The threat unleashed by Trump and Vance is not limited to Haitians. The only outward distinguishing trait for Haitians is that they are Black, so it is not unreasonable to believe this false story represents a potential danger to all Black people.

The assertion that Haitians are abducting and eating dogs is not the only false claim made by Trump and Vance in recent days.

CNN said it counted 12 fraudulent claims made by Trump in the past month.

This included a variety of claims about Harris and a story about how the Congo has deliberately emptied prisons to somehow get its criminals to come to the United States as migrants.

So why make these false fabricated claims?

Either Trump and Vance believe that voters in places like Nassau County are willing to accept the Trump campaign’s lies without question or that they like the message he is sending regardless of whether what he is saying is based on fact.

This is a dangerous game. A functioning democracy is based on informed citizens casting votes based on a common set of facts. A lack of informed citizens leads to autocracy.

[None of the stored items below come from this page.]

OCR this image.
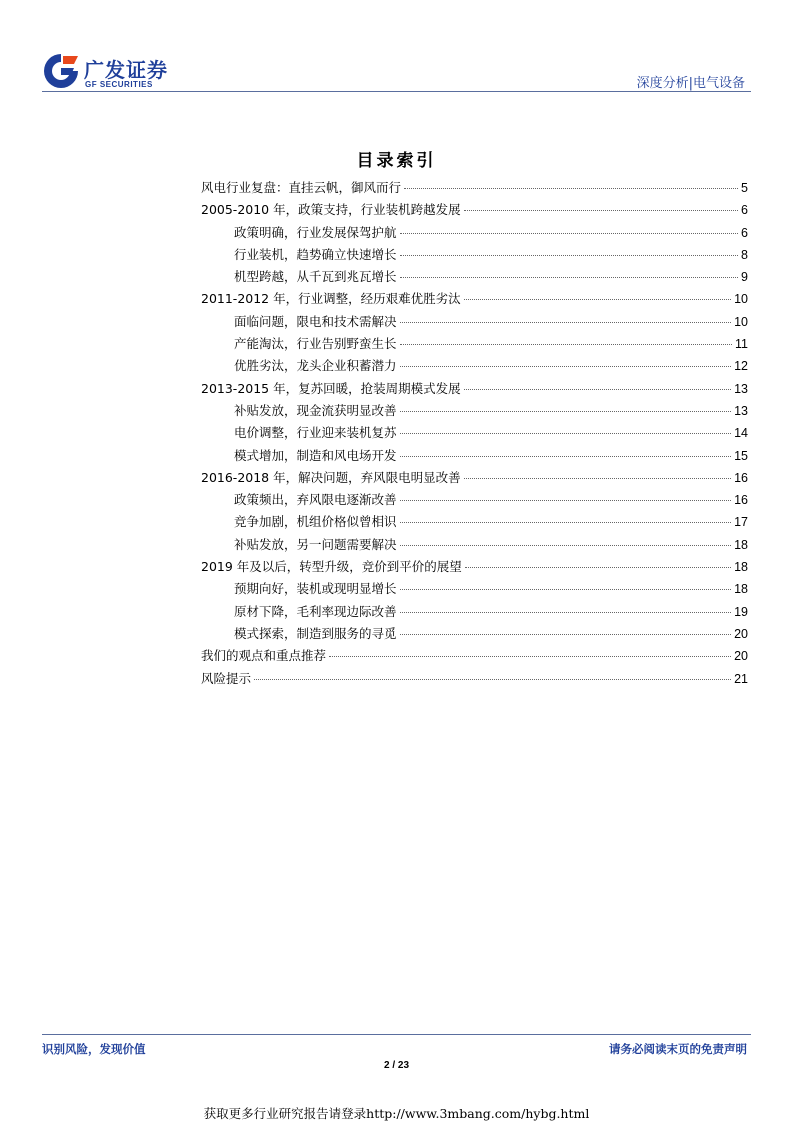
广发证券
GF SECURITIES	深度分析|电气设备
目录索引
风电行业复盘：直挂云帆，御风而行	5
2005-2010 年，政策支持，行业装机跨越发展	6
政策明确，行业发展保驾护航	6
行业装机，趋势确立快速增长	8
机型跨越，从千瓦到兆瓦增长	9
2011-2012 年，行业调整，经历艰难优胜劣汰	10
面临问题，限电和技术需解决	10
产能淘汰，行业告别野蛮生长	11
优胜劣汰，龙头企业积蓄潜力	12
2013-2015 年，复苏回暖，抢装周期模式发展	13
补贴发放，现金流获明显改善	13
电价调整，行业迎来装机复苏	14
模式增加，制造和风电场开发	15
2016-2018 年，解决问题，弃风限电明显改善	16
政策频出，弃风限电逐渐改善	16
竞争加剧，机组价格似曾相识	17
补贴发放，另一问题需要解决	18
2019 年及以后，转型升级，竞价到平价的展望	18
预期向好，装机或现明显增长	18
原材下降，毛利率现边际改善	19
模式探索，制造到服务的寻觅	20
我们的观点和重点推荐	20
风险提示	21
识别风险，发现价值	请务必阅读末页的免责声明
2 / 23
获取更多行业研究报告请登录http://www.3mbang.com/hybg.html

Trump and Vance are by no means alone in promoting disinformation.

Social media, internet websites, and political rallies have become filled with the spread of intentional disinformation and misinformation innocently passed along.

Some of this disinformation comes from foreign governments seeking to divide Americans and undermine our democracy. Others for personal or political gain.

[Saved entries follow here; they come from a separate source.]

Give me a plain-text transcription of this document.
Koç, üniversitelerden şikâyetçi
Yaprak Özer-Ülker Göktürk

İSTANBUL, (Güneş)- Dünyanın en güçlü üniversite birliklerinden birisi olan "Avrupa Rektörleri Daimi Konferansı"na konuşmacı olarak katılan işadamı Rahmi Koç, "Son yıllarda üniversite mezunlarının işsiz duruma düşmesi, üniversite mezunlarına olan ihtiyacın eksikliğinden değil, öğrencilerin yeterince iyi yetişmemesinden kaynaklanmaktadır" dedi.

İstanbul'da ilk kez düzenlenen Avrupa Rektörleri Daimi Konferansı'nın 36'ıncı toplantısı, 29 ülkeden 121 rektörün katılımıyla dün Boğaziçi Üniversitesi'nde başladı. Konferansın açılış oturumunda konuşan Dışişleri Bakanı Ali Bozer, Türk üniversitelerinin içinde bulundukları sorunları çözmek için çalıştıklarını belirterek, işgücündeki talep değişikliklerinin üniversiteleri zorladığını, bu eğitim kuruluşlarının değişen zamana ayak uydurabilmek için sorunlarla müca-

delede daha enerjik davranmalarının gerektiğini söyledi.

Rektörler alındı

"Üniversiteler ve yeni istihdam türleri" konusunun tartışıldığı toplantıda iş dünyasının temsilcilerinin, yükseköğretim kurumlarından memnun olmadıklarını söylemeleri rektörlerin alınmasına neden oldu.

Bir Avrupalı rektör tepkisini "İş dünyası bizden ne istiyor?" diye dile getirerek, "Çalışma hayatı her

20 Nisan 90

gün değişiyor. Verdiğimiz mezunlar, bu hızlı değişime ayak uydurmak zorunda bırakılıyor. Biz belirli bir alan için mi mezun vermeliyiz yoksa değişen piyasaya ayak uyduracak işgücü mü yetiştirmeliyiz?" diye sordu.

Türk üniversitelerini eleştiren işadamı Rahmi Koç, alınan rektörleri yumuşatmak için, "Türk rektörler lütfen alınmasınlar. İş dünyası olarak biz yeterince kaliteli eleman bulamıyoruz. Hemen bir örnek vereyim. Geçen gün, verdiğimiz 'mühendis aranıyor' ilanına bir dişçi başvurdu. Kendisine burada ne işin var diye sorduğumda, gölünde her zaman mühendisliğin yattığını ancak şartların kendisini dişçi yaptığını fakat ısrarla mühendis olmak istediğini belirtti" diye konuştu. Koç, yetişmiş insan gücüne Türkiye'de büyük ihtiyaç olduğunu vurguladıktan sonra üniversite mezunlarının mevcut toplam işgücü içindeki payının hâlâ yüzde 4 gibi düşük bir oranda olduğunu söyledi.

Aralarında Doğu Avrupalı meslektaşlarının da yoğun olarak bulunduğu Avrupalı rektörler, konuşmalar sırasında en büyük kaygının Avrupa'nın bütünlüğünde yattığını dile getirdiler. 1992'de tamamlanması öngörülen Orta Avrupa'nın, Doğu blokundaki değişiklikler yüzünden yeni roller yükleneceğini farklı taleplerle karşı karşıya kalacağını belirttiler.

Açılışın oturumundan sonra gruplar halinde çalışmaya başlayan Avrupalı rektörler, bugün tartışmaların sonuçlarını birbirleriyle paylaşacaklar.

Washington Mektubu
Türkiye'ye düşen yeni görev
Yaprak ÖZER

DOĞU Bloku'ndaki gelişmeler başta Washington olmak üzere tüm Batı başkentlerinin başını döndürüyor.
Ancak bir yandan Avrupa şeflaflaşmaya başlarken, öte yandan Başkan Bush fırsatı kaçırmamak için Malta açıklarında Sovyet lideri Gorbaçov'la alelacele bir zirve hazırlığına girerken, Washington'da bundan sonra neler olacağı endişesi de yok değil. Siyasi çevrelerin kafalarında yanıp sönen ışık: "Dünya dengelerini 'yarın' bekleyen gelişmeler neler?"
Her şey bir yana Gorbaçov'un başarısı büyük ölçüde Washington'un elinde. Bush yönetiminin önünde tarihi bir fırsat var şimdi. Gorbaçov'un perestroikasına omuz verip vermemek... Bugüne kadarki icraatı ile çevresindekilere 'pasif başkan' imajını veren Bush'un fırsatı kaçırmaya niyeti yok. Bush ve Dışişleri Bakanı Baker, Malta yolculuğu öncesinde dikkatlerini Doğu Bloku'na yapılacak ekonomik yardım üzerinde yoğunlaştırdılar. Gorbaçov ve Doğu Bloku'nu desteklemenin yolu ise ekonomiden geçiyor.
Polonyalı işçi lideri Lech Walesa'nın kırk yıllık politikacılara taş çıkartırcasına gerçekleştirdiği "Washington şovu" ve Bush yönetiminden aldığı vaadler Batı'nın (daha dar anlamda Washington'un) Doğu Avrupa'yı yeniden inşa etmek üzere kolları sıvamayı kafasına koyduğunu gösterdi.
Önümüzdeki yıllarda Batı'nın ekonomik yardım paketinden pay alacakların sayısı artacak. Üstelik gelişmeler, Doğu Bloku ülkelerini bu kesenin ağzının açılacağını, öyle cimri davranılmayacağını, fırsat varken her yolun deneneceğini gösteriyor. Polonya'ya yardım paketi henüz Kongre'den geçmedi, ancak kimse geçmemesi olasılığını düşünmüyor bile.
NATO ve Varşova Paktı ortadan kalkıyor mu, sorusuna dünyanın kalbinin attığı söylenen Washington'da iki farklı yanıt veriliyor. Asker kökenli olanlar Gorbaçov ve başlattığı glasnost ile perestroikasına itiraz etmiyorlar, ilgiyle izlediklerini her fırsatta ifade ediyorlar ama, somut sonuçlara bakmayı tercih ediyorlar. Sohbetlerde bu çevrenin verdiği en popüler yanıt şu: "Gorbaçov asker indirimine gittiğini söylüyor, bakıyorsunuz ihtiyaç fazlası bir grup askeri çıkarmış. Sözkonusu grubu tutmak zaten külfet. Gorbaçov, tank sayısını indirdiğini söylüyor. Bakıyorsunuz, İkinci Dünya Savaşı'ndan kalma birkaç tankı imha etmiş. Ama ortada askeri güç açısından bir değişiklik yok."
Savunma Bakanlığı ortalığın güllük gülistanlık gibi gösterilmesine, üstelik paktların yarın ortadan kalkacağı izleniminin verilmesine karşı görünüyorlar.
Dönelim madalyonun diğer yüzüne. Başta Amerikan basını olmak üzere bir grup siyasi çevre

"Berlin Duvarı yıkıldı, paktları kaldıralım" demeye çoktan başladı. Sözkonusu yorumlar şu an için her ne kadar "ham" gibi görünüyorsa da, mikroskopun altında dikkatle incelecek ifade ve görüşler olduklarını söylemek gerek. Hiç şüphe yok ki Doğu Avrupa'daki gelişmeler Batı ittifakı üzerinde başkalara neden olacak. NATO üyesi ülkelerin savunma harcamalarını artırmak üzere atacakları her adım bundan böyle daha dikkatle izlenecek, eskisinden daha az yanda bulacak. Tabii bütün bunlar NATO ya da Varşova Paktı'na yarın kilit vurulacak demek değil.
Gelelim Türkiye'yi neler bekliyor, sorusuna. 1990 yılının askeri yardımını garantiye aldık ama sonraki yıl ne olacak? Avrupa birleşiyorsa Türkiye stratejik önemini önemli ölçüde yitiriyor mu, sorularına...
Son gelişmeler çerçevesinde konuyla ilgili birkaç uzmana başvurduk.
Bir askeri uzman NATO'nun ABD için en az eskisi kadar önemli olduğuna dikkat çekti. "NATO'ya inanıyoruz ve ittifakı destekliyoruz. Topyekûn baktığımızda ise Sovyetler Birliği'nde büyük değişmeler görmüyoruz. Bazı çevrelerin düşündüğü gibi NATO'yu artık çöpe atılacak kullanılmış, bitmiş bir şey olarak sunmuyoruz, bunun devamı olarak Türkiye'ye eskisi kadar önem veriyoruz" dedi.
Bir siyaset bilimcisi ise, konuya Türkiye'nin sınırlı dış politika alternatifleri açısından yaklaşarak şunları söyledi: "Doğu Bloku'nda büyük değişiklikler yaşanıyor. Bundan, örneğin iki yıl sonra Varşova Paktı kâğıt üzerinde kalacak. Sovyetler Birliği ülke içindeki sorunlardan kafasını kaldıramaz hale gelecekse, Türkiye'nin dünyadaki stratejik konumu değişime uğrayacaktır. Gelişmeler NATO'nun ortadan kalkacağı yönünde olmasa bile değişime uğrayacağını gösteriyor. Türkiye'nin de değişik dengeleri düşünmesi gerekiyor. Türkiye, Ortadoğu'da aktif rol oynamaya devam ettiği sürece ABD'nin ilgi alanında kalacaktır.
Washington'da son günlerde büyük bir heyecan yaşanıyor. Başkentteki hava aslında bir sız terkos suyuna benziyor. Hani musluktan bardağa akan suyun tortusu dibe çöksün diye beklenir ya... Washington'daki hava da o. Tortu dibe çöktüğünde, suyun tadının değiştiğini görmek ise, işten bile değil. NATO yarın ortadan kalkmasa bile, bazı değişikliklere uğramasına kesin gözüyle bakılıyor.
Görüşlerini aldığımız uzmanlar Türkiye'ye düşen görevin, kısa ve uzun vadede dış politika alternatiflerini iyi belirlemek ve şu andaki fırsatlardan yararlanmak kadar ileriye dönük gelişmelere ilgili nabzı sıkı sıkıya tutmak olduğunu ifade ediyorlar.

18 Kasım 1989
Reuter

Howard Schneider,  the former editor of Newsday and the current executive director of Stony Brook University’s Center for News Literacy, has led a years-long campaign to teach students and the public how to discern between fact-based journalism and propaganda.

“We read vertically now, which means if I read a text or watch a video, I’ll watch it, and I’ll ask questions,” Schneider said at a panel discussion hosted by Blank Slate Media three years ago. “Lateral reading means we have to read it and go elsewhere and check it out. That’s how professional fact-checkers work. They leave a text, interrogate it elsewhere and come back.”

The time is long past when adults and students are given the tools to discriminate between fact and fiction.

Let Springfield, Ohio, serve as a reason why.